Shortly after delivering his New Year speech, King Frederick IX grew ill. On 3rd January he was rushed to hospital and, after a brief spell of improvement, he died just ten days later on 14th January 1972. Margrethe was proclaimed queen from the balcony of Christiansborg Palace becoming, aged 31, one of Denmark’s youngest monarchs. She took over as head of the Church of Denmark, chair of the Council of State, commander-in-chief of the Danish armed forces and, following a family tradition, colonel-in-chief of the British Army’s Princess of Wales’s Royal Regiment, a lady of the Order of the Garter and a knight of the Spanish Orden del Toisón de Oro (Order of the Golden Fleece).
Alongside official duties, Margrethe is an accomplished painter. Her illustrations (drawn under the pseudonym Ingahild Grathmer) have appeared in the Danish version of J.R.R Tolkien’s Lord of the Rings, an edition she also helped translate. She also designs many of her own clothes, and has created costumes for numerous ballets and films.
As Queen of Greenland and the Faroe Islands, Margrethe regularly tours her dependencies. She also embarks on state visits around the world and welcomes foreign dignitaries to Denmark. In April 1990, to mark her fiftieth birthday, a 112 x 65km area of Greenland was named ‘Margrethe II Land’ in her honour.
Queen Ingrid, Margrethe’s mother, died in 2000 and in 2004 her eldest son, Crown Prince Frederick, married the Australian advertiser Mary Donaldson. The couple gave birth to Prince Christian in 2005, Princess Isabella in 2007 and twins Vincent and Josephine in 2011. Margrethe’s younger son, Prince Joachim, remarried in 2008. His new wife, Marie Cavallier, became the second French-born member of the royal house, and the family now spend summer at Chateau de Cayx in southwest France, a home Margrethe bought with Prince Henrik in 1974.
In September 2017 it was announced that Prince Henrik had developed dementia, and the following January he was hospitalised with a benign tumour. On 13th February Henrik was moved home to Fredensborg Palace where he wished to spend the remaining days of his life. He died that evening, surrounded by Margrethe and his children. Almost twenty thousand people queued to see his coffin, with his ashes spread across Danish seas and the private gardens at Fredensborg.
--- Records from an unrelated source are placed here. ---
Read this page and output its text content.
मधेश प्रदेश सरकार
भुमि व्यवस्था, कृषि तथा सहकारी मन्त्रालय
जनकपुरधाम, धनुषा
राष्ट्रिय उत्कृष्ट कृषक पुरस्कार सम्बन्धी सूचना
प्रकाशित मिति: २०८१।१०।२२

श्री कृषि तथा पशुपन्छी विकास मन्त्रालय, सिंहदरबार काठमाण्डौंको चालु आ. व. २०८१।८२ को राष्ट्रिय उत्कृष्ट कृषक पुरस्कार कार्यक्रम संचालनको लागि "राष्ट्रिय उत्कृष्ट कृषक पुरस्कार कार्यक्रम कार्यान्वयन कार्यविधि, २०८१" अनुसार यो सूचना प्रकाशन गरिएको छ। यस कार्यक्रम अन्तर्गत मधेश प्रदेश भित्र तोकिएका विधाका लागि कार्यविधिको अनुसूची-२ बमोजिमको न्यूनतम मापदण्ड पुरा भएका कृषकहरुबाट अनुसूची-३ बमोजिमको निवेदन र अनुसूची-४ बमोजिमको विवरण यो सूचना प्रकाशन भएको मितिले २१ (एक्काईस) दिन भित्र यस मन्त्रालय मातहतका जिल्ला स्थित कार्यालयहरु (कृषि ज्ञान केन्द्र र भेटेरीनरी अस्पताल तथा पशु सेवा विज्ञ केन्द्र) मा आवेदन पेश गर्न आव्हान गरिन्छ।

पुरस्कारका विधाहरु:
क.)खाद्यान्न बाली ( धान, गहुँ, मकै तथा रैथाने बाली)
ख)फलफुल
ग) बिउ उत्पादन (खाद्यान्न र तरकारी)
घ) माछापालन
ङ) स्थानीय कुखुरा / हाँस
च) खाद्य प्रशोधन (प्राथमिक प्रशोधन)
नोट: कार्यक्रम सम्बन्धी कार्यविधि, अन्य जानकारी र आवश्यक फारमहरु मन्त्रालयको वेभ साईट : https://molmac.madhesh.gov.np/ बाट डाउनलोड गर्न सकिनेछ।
Margrethe now divides her time between France and duties in Denmark, recently conducting meetings over the phone and addressing the nation on the coronavirus crisis. 2020 will be the first year Danes will not watch her wave from the balcony on her birthday, and she has asked the flowers traditionally sent to her be forwarded instead to the residents of local care homes.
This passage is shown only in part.